Job Summary
The Manager, Clinical Operations is a seasoned professional with wide-ranging experience and a thorough understanding of clinical study management, biospecimen acquisition, FDA and ICH regulations and Good Clinical Practices (GCP). The candidate must be self-motivated, able to work and lead in a remote team environment and be able to establish strong, positive relationships with both internal departments, external clinical study sites and biospecimen vendors.
The successful candidate contributes to the development of Clinical Affairs processes and procedures at the project and company levels pertaining to Clinical Operations involvement in our clinical studies. The Manager, Clinical Operations will provide leadership and career development, mentoring and training for CRA, biorepository and clinical trial logistics staff as well as is responsible for Clinical Operations staff resourcing.
Key Duties
Tasks/Duties/Responsibilities:
- Manage and facilitate the personal development of CRAs, including fostering career growth, and providing relevant company-specific, ethical, and regulatory trainings. Serves as a mentor and guide to junior employees. In addition, oversee the personal development of clinical trial logistics and biorepository personnel.
- Partner with the Clinical Affairs Director to create and implement the strategic vision for the Clinical Operations team to ensure the high-quality end-to-end management of clinical trials, clinical trial logistics and internal/external biospecimen acquisition.
- Lead Clinical Operations level initiatives for the development, maintenance and implementation of processes, tools, templates and plans.
- Regularly monitor the overall health of the clinical studies from the study initiation to closure including regular evaluation of key metrics (enrollment, site activation), monitoring and escalation of project risks and mitigation plans when appropriate.
- Lead and prepare the content for internal meetings with leadership, internal cross functional teams and external collaborators.
- Functions as a working manager and takes on CRA responsibilities, as needed
- Oversee CRAs during site visits (site initiation visit, interim monitoring visits and close-out visits), as needed.
- Oversee the clinical operations aspects of timely data monitoring and partner with Clinical Affairs team leaders and study sites regarding generation and reconciliation of queries to ensure business timelines are met.
- Direct the creation and collection of required study documents both internally and with the investigational study sites.
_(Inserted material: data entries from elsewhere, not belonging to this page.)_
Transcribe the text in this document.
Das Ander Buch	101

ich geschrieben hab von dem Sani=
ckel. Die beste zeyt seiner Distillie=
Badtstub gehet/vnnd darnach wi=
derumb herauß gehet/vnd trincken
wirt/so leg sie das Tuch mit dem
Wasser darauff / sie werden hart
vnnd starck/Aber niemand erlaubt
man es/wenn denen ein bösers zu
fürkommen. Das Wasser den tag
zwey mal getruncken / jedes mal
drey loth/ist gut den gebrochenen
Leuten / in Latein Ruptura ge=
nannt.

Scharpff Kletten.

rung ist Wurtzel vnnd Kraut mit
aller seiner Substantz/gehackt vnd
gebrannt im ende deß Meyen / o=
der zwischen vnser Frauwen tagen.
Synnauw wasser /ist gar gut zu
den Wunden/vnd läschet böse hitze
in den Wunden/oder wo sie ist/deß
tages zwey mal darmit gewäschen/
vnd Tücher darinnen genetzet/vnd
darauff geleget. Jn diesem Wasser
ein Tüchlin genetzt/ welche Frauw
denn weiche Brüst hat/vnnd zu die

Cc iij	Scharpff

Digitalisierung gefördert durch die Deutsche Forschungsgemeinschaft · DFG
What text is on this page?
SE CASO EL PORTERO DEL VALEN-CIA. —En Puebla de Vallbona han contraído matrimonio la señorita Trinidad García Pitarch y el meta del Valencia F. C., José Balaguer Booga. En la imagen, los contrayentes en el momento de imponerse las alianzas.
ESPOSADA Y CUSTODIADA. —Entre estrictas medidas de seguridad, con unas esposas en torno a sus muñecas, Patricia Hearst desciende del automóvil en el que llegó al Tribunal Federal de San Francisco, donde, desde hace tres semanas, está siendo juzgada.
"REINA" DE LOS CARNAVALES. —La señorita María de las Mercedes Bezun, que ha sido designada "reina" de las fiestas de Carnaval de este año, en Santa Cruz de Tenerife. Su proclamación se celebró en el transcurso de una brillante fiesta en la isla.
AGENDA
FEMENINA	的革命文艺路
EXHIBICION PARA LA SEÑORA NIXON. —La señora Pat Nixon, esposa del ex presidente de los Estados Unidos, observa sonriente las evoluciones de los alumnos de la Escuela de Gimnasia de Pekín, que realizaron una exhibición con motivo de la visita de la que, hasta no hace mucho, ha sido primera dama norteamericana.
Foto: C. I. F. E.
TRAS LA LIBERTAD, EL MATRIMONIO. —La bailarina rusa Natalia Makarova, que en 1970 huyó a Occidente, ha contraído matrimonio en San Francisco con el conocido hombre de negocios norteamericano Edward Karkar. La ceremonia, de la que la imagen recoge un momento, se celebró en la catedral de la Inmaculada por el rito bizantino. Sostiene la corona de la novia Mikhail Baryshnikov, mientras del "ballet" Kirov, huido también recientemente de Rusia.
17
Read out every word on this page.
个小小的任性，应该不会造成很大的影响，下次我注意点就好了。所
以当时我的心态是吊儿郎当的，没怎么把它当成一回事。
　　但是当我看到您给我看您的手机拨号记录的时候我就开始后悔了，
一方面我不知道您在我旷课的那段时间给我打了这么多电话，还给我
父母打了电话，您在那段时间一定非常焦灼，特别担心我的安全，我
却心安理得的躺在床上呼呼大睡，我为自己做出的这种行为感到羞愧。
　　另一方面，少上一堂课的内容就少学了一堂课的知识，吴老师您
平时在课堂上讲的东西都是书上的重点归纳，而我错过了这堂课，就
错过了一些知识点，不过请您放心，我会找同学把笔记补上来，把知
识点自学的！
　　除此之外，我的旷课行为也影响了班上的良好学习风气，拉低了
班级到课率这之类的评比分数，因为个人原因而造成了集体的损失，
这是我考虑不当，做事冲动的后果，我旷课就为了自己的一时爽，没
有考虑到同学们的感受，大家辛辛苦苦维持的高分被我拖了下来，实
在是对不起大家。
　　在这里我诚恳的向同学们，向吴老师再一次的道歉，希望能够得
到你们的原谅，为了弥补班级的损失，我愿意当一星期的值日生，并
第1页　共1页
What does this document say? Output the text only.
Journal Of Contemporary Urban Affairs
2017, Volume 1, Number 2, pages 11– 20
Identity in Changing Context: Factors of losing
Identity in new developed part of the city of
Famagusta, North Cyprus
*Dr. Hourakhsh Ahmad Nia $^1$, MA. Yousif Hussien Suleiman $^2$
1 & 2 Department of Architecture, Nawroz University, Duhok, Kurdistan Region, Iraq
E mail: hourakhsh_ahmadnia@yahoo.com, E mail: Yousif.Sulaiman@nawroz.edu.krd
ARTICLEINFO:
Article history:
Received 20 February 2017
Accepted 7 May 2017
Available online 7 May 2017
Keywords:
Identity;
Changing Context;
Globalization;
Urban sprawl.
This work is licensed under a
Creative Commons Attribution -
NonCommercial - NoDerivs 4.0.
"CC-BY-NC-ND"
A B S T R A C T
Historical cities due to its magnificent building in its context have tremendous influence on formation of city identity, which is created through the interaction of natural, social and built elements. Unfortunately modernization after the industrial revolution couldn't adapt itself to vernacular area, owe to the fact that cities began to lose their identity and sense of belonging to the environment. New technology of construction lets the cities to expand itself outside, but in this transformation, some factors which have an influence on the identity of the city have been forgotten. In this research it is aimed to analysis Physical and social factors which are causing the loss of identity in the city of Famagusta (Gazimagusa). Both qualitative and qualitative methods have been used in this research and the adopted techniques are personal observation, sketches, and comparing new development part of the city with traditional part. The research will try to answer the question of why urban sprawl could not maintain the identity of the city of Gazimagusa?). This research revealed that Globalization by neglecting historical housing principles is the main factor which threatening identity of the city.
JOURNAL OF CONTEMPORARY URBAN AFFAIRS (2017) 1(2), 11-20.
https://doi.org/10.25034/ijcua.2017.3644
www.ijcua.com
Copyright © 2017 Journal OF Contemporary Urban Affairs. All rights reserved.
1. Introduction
- Responsible for all aspects of the biospecimen acquisition program, including forecasting and managing resources, timelines and budgets for external and internal biospecimen acquisition.
- Implement strategies and best practices for the Clinical Operations team to build and maintain relationships with investigational study sites and vendors.
- Responsible for resource allocation for the Clinical Operations team for assigned projects.
- Other duties as assigned.
Qualifications
- B.S. in Biological/Health Sciences or related Scientific fields; master’s degree preferred
- Certificate of completion from a Clinical Research Associate program is preferred
- Minimum of 5 years of experience mentoring, managing, and leading a team
- Minimum of 5 years experience as a CRA and/or Lead CRA
- Minimum of 1-2 years experience with managing and/or working in clinical trial logistics and/or biorepository operations.
- Experience with internal sample collection is preferred.
- Basic knowledge in the areas of microbiology, immunology or molecular biology and biochemistry as related to infectious diseases.
- Thorough knowledge of FDA, ICH and GCP guidelines
- Strong knowledge and experience with TMF/eTMF, EDC systems and CTMS preferred.
- Be an initiative-taker, detail oriented, organized, and able to prioritize and balance workloads to meet strict critical deadlines along with performing under pressure in a fast- paced environment.
- Highly motivated, readily adapts to changing priorities.
- Excellent organizational skills with high attention to detail is required.
- Able to work successfully under tight timelines.
- Ability to manage, prioritize, and routinely report progress on multiple projects to cross functional teams and Clinical Management.
- Ability to read, understand and follow all company SOPs and guidelines and ensures compliance in direct reports.